Decline and Reimagination in Cinematic New York examines the cinematic representation of New York from the mid-1960s through the mid-1980s, placing the dominant discourse of urban decline in dialogue with marginal perspectives that reimagine the city along alternative paths as a resilient, adaptive, and endlessly inspiring place.
Drawing on mainstream, independent, documentary, and experimental films, the book offers a multifaceted account of the power of film to imagine the city's decline and reimagine its potential.

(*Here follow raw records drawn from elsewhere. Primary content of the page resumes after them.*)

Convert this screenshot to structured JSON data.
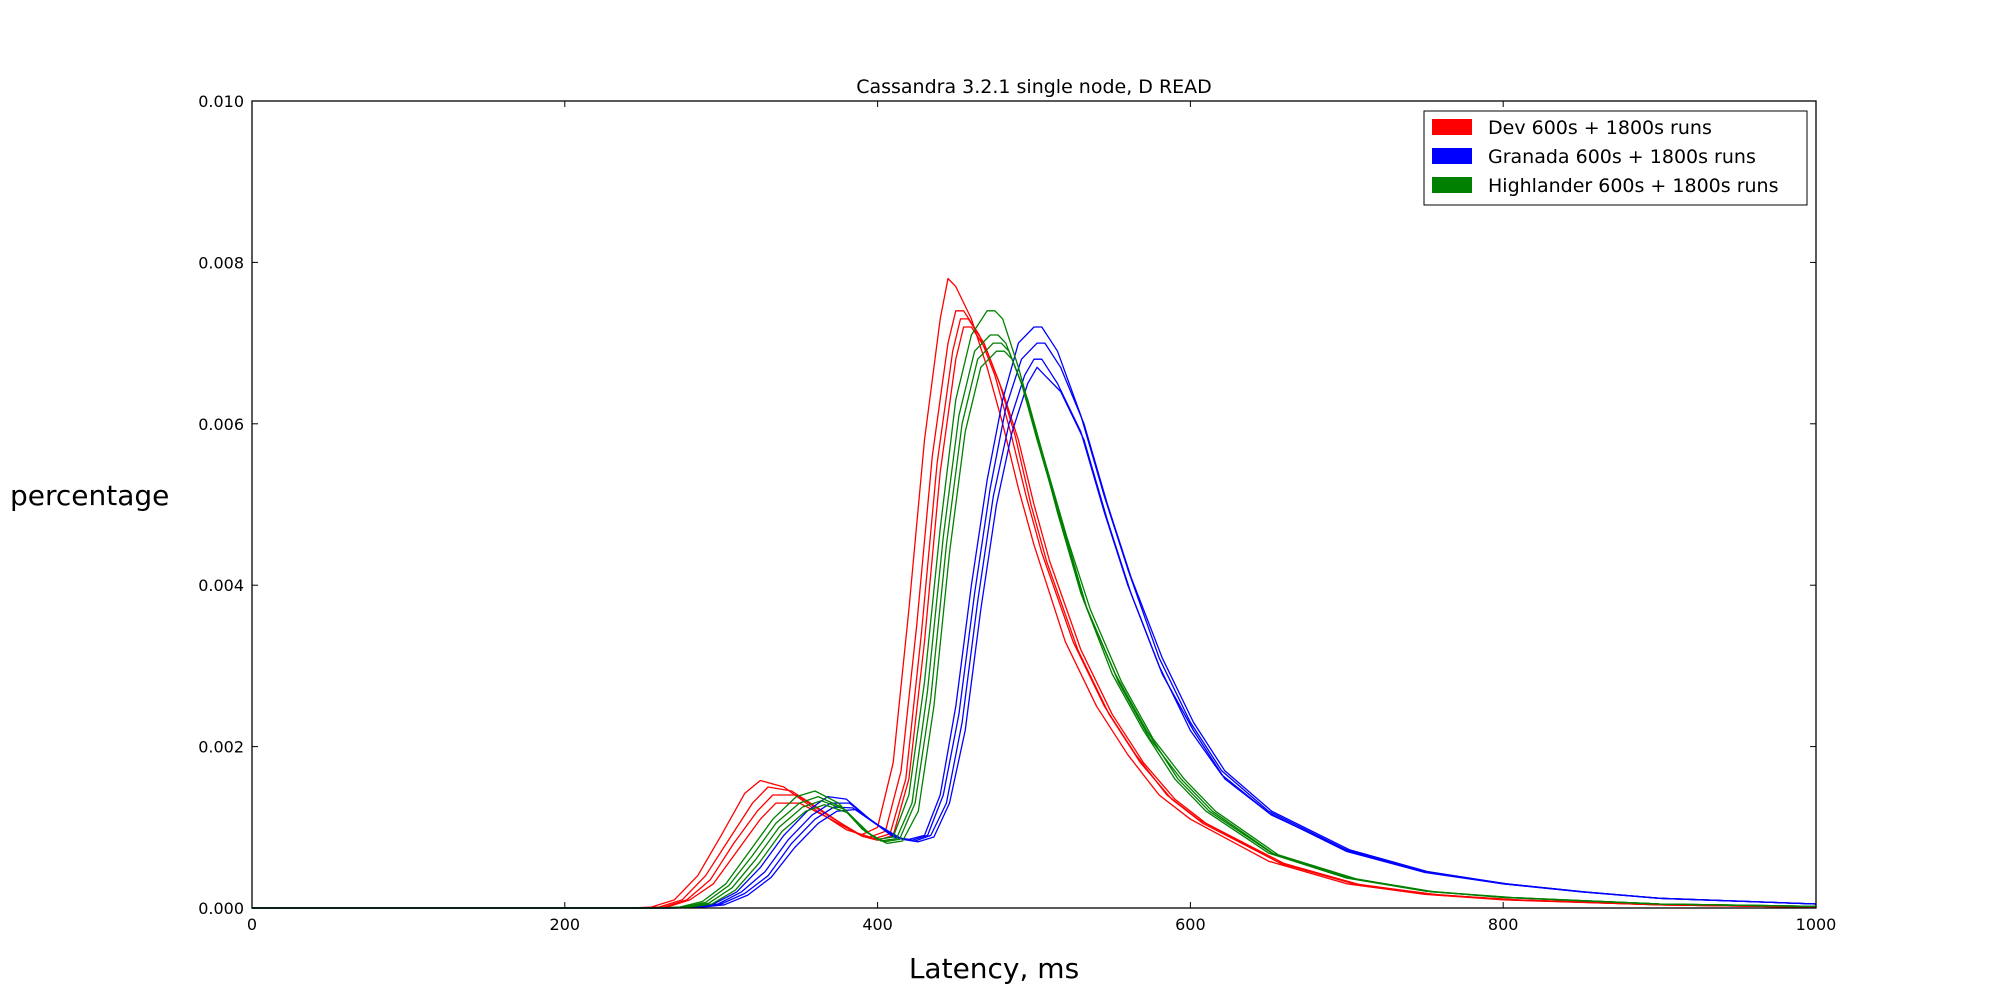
{
  "chart_data": {
    "type": "line",
    "title": "Cassandra 3.2.1 single node, D READ",
    "xlabel": "Latency, ms",
    "ylabel": "percentage",
    "xlim": [
      0,
      1000
    ],
    "ylim": [
      0,
      0.01
    ],
    "xticks": [
      0,
      200,
      400,
      600,
      800,
      1000
    ],
    "xtick_labels": [
      "0",
      "200",
      "400",
      "600",
      "800",
      "1000"
    ],
    "yticks": [
      0,
      0.002,
      0.004,
      0.006,
      0.008,
      0.01
    ],
    "ytick_labels": [
      "0.000",
      "0.002",
      "0.004",
      "0.006",
      "0.008",
      "0.010"
    ],
    "grid": false,
    "legend_position": "top-right",
    "legend": [
      {
        "label": "Dev 600s + 1800s runs",
        "color": "#ff0000"
      },
      {
        "label": "Granada 600s + 1800s runs",
        "color": "#0000ff"
      },
      {
        "label": "Highlander 600s + 1800s runs",
        "color": "#008000"
      }
    ],
    "series": [
      {
        "group": 0,
        "color": "#ff0000",
        "x": [
          0,
          240,
          255,
          270,
          285,
          300,
          315,
          325,
          340,
          360,
          380,
          390,
          400,
          410,
          420,
          430,
          440,
          445,
          450,
          460,
          470,
          480,
          490,
          500,
          520,
          540,
          560,
          580,
          600,
          650,
          700,
          750,
          800,
          900,
          1000
        ],
        "y": [
          0,
          0,
          1e-05,
          0.0001,
          0.0004,
          0.0009,
          0.00142,
          0.00158,
          0.0015,
          0.00122,
          0.00097,
          0.00091,
          0.001,
          0.0018,
          0.0037,
          0.0058,
          0.0073,
          0.0078,
          0.0077,
          0.0073,
          0.0067,
          0.006,
          0.0052,
          0.0045,
          0.0033,
          0.0025,
          0.0019,
          0.0014,
          0.0011,
          0.00058,
          0.0003,
          0.00017,
          0.0001,
          4e-05,
          1e-05
        ]
      },
      {
        "group": 0,
        "color": "#ff0000",
        "x": [
          0,
          245,
          260,
          275,
          290,
          305,
          320,
          330,
          345,
          365,
          385,
          395,
          405,
          415,
          425,
          435,
          445,
          450,
          455,
          465,
          475,
          485,
          495,
          505,
          525,
          545,
          565,
          585,
          605,
          655,
          705,
          755,
          805,
          900,
          1000
        ],
        "y": [
          0,
          0,
          1e-05,
          0.0001,
          0.0004,
          0.00085,
          0.0013,
          0.0015,
          0.00145,
          0.0012,
          0.00094,
          0.00088,
          0.00095,
          0.0017,
          0.0035,
          0.0056,
          0.007,
          0.0074,
          0.0074,
          0.0071,
          0.0066,
          0.0059,
          0.0051,
          0.0044,
          0.0033,
          0.0025,
          0.0019,
          0.0014,
          0.0011,
          0.00058,
          0.0003,
          0.00017,
          0.0001,
          4e-05,
          1e-05
        ]
      },
      {
        "group": 0,
        "color": "#ff0000",
        "x": [
          0,
          250,
          265,
          280,
          295,
          310,
          325,
          335,
          350,
          370,
          390,
          400,
          410,
          420,
          430,
          440,
          450,
          455,
          460,
          470,
          480,
          490,
          500,
          510,
          530,
          550,
          570,
          590,
          610,
          660,
          710,
          760,
          810,
          900,
          1000
        ],
        "y": [
          0,
          0,
          1e-05,
          0.0001,
          0.0003,
          0.0007,
          0.0011,
          0.0013,
          0.0013,
          0.0011,
          0.00089,
          0.00084,
          0.0009,
          0.0016,
          0.0033,
          0.0054,
          0.0068,
          0.0072,
          0.0072,
          0.0069,
          0.0064,
          0.0058,
          0.005,
          0.0043,
          0.0032,
          0.0024,
          0.0018,
          0.00135,
          0.00105,
          0.00055,
          0.00028,
          0.00016,
          0.0001,
          4e-05,
          1e-05
        ]
      },
      {
        "group": 0,
        "color": "#ff0000",
        "x": [
          0,
          248,
          263,
          278,
          293,
          308,
          323,
          333,
          348,
          368,
          388,
          398,
          408,
          418,
          428,
          438,
          448,
          453,
          458,
          468,
          478,
          488,
          498,
          508,
          528,
          548,
          568,
          588,
          608,
          658,
          708,
          758,
          808,
          900,
          1000
        ],
        "y": [
          0,
          0,
          1e-05,
          0.0001,
          0.00035,
          0.0008,
          0.0012,
          0.0014,
          0.0014,
          0.00115,
          0.00092,
          0.00086,
          0.00092,
          0.0016,
          0.0034,
          0.0055,
          0.0069,
          0.0073,
          0.0073,
          0.007,
          0.0065,
          0.00585,
          0.005,
          0.0043,
          0.0032,
          0.0024,
          0.0018,
          0.00135,
          0.00105,
          0.00055,
          0.00028,
          0.00016,
          0.0001,
          4e-05,
          1e-05
        ]
      },
      {
        "group": 1,
        "color": "#0000ff",
        "x": [
          0,
          265,
          280,
          295,
          310,
          325,
          340,
          355,
          368,
          380,
          395,
          410,
          420,
          430,
          440,
          450,
          460,
          470,
          480,
          490,
          500,
          505,
          515,
          530,
          545,
          560,
          580,
          600,
          620,
          650,
          700,
          750,
          800,
          850,
          900,
          1000
        ],
        "y": [
          0,
          0,
          1e-05,
          5e-05,
          0.0002,
          0.0005,
          0.0009,
          0.0012,
          0.00138,
          0.00135,
          0.0011,
          0.00088,
          0.00085,
          0.0009,
          0.0014,
          0.0025,
          0.004,
          0.0053,
          0.0063,
          0.007,
          0.0072,
          0.0072,
          0.0069,
          0.0061,
          0.0051,
          0.0042,
          0.0031,
          0.0023,
          0.0017,
          0.0012,
          0.00072,
          0.00045,
          0.0003,
          0.0002,
          0.00012,
          5e-05
        ]
      },
      {
        "group": 1,
        "color": "#0000ff",
        "x": [
          0,
          268,
          283,
          298,
          313,
          328,
          343,
          358,
          370,
          382,
          397,
          412,
          422,
          432,
          442,
          452,
          462,
          472,
          482,
          492,
          502,
          507,
          517,
          532,
          547,
          562,
          582,
          602,
          622,
          652,
          702,
          752,
          802,
          852,
          900,
          1000
        ],
        "y": [
          0,
          0,
          1e-05,
          5e-05,
          0.0002,
          0.00045,
          0.00085,
          0.00115,
          0.0013,
          0.0013,
          0.00107,
          0.00087,
          0.00084,
          0.0009,
          0.0014,
          0.0024,
          0.0039,
          0.0052,
          0.0062,
          0.0068,
          0.007,
          0.007,
          0.0067,
          0.006,
          0.005,
          0.0041,
          0.0031,
          0.0023,
          0.0017,
          0.0012,
          0.00072,
          0.00045,
          0.0003,
          0.0002,
          0.00012,
          5e-05
        ]
      },
      {
        "group": 1,
        "color": "#0000ff",
        "x": [
          0,
          270,
          285,
          300,
          315,
          330,
          345,
          360,
          372,
          384,
          399,
          414,
          424,
          434,
          444,
          454,
          464,
          474,
          484,
          494,
          500,
          505,
          515,
          530,
          545,
          560,
          580,
          600,
          620,
          650,
          700,
          750,
          800,
          850,
          900,
          1000
        ],
        "y": [
          0,
          0,
          1e-05,
          5e-05,
          0.00018,
          0.0004,
          0.0008,
          0.0011,
          0.00125,
          0.00124,
          0.00104,
          0.00086,
          0.00083,
          0.0009,
          0.0013,
          0.0023,
          0.0038,
          0.0051,
          0.006,
          0.0066,
          0.0068,
          0.0068,
          0.0065,
          0.0059,
          0.0049,
          0.004,
          0.003,
          0.0022,
          0.00165,
          0.00118,
          0.0007,
          0.00044,
          0.0003,
          0.0002,
          0.00012,
          5e-05
        ]
      },
      {
        "group": 1,
        "color": "#0000ff",
        "x": [
          0,
          272,
          287,
          302,
          317,
          332,
          347,
          362,
          374,
          386,
          401,
          416,
          426,
          436,
          446,
          456,
          466,
          476,
          486,
          496,
          502,
          507,
          517,
          532,
          547,
          562,
          582,
          602,
          622,
          652,
          702,
          752,
          802,
          852,
          900,
          1000
        ],
        "y": [
          0,
          0,
          1e-05,
          4e-05,
          0.00016,
          0.00038,
          0.00075,
          0.00105,
          0.0012,
          0.00122,
          0.00102,
          0.00085,
          0.00082,
          0.00088,
          0.0013,
          0.0022,
          0.0037,
          0.005,
          0.0059,
          0.0065,
          0.0067,
          0.0066,
          0.0064,
          0.0058,
          0.0048,
          0.0039,
          0.0029,
          0.0022,
          0.0016,
          0.00115,
          0.0007,
          0.00044,
          0.0003,
          0.0002,
          0.00012,
          5e-05
        ]
      },
      {
        "group": 2,
        "color": "#008000",
        "x": [
          0,
          258,
          273,
          288,
          303,
          318,
          333,
          348,
          360,
          375,
          390,
          400,
          410,
          420,
          430,
          440,
          450,
          460,
          470,
          475,
          480,
          490,
          500,
          515,
          530,
          550,
          570,
          590,
          610,
          650,
          700,
          750,
          800,
          900,
          1000
        ],
        "y": [
          0,
          0,
          1e-05,
          8e-05,
          0.0003,
          0.0007,
          0.0011,
          0.00138,
          0.00145,
          0.0013,
          0.00098,
          0.00085,
          0.00088,
          0.0014,
          0.0028,
          0.0047,
          0.0063,
          0.0071,
          0.0074,
          0.0074,
          0.0073,
          0.0067,
          0.006,
          0.0049,
          0.0039,
          0.0029,
          0.0022,
          0.0016,
          0.0012,
          0.00068,
          0.00037,
          0.00021,
          0.00013,
          5e-05,
          2e-05
        ]
      },
      {
        "group": 2,
        "color": "#008000",
        "x": [
          0,
          260,
          275,
          290,
          305,
          320,
          335,
          350,
          362,
          377,
          392,
          402,
          412,
          422,
          432,
          442,
          452,
          462,
          472,
          477,
          482,
          492,
          502,
          517,
          532,
          552,
          572,
          592,
          612,
          652,
          702,
          752,
          802,
          900,
          1000
        ],
        "y": [
          0,
          0,
          1e-05,
          7e-05,
          0.00028,
          0.00065,
          0.00105,
          0.0013,
          0.00138,
          0.00125,
          0.00095,
          0.00083,
          0.00086,
          0.0013,
          0.0027,
          0.0046,
          0.0061,
          0.0069,
          0.0071,
          0.0071,
          0.007,
          0.0065,
          0.0058,
          0.0048,
          0.0038,
          0.0029,
          0.0022,
          0.0016,
          0.0012,
          0.00068,
          0.00037,
          0.00021,
          0.00013,
          5e-05,
          2e-05
        ]
      },
      {
        "group": 2,
        "color": "#008000",
        "x": [
          0,
          262,
          277,
          292,
          307,
          322,
          337,
          352,
          364,
          379,
          394,
          404,
          414,
          424,
          434,
          444,
          454,
          464,
          474,
          479,
          484,
          494,
          504,
          519,
          534,
          554,
          574,
          594,
          614,
          654,
          704,
          754,
          804,
          900,
          1000
        ],
        "y": [
          0,
          0,
          1e-05,
          6e-05,
          0.00025,
          0.0006,
          0.001,
          0.00125,
          0.00133,
          0.00122,
          0.00093,
          0.00082,
          0.00085,
          0.0013,
          0.0026,
          0.0045,
          0.006,
          0.0068,
          0.007,
          0.007,
          0.0069,
          0.0064,
          0.0057,
          0.0047,
          0.0037,
          0.0028,
          0.0021,
          0.0016,
          0.0012,
          0.00066,
          0.00036,
          0.0002,
          0.00013,
          5e-05,
          2e-05
        ]
      },
      {
        "group": 2,
        "color": "#008000",
        "x": [
          0,
          264,
          279,
          294,
          309,
          324,
          339,
          354,
          366,
          381,
          396,
          406,
          416,
          426,
          436,
          446,
          456,
          466,
          476,
          481,
          486,
          496,
          506,
          521,
          536,
          556,
          576,
          596,
          616,
          656,
          706,
          756,
          806,
          900,
          1000
        ],
        "y": [
          0,
          0,
          1e-05,
          5e-05,
          0.00022,
          0.00055,
          0.00095,
          0.0012,
          0.00128,
          0.00118,
          0.0009,
          0.0008,
          0.00083,
          0.0012,
          0.0025,
          0.0044,
          0.0059,
          0.0067,
          0.0069,
          0.0069,
          0.0068,
          0.0063,
          0.0056,
          0.0046,
          0.0037,
          0.0028,
          0.0021,
          0.0016,
          0.0012,
          0.00066,
          0.00036,
          0.0002,
          0.00013,
          5e-05,
          2e-05
        ]
      }
    ]
  }
}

The book analyzes how filmmakers mobilized derelict space and various articulations of "nature" as settings and signifiers that decenter traditional understandings of the city to represent New York alternately as a desolate wasteland, a hostile wilderness, a refuge and playground for outcasts, a home to resilient and resourceful communities, a studio for artistic experimentation, an arcadia conducive to alternative social arrangements, and a complex ecosystem.

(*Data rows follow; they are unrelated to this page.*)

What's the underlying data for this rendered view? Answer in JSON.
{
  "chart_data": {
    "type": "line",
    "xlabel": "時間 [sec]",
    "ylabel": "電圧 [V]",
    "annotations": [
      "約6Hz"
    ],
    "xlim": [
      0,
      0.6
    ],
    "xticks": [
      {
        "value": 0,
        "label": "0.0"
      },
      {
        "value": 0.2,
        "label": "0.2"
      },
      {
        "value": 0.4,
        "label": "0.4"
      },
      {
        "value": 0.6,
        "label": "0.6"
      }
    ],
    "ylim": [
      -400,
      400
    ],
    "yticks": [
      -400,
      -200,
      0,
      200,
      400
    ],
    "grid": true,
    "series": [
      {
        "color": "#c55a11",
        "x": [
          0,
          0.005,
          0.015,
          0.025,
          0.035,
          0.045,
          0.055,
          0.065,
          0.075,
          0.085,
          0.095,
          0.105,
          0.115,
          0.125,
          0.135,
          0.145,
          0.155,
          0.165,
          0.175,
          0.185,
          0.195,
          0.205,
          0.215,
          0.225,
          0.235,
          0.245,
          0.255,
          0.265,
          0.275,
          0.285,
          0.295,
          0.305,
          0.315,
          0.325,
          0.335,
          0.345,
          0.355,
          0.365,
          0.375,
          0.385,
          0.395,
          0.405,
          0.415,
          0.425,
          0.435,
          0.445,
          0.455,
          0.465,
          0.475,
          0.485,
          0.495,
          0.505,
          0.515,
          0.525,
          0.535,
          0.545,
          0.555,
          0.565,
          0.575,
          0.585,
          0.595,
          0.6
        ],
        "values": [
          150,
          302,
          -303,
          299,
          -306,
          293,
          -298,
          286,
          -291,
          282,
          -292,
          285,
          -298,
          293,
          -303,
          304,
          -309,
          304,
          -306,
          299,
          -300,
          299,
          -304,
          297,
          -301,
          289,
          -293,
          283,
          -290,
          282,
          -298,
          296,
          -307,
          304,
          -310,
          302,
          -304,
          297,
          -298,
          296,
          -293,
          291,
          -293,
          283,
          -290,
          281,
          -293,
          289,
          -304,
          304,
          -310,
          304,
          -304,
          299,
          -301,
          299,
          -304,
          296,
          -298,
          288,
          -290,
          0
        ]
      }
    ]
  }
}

This book will be of interest to scholars and students of film studies, media studies, urban cinema, urban studies, and eco-cinema.
Cortland Rankin is Assistant Professor of Film Studies in the Department of Theatre and Film at Bowling Green State University, USA. His research interests include the relationship between film and postindustrial American urbanism as well as war cinema and media, particularly as it concerns film and television of the Korean War.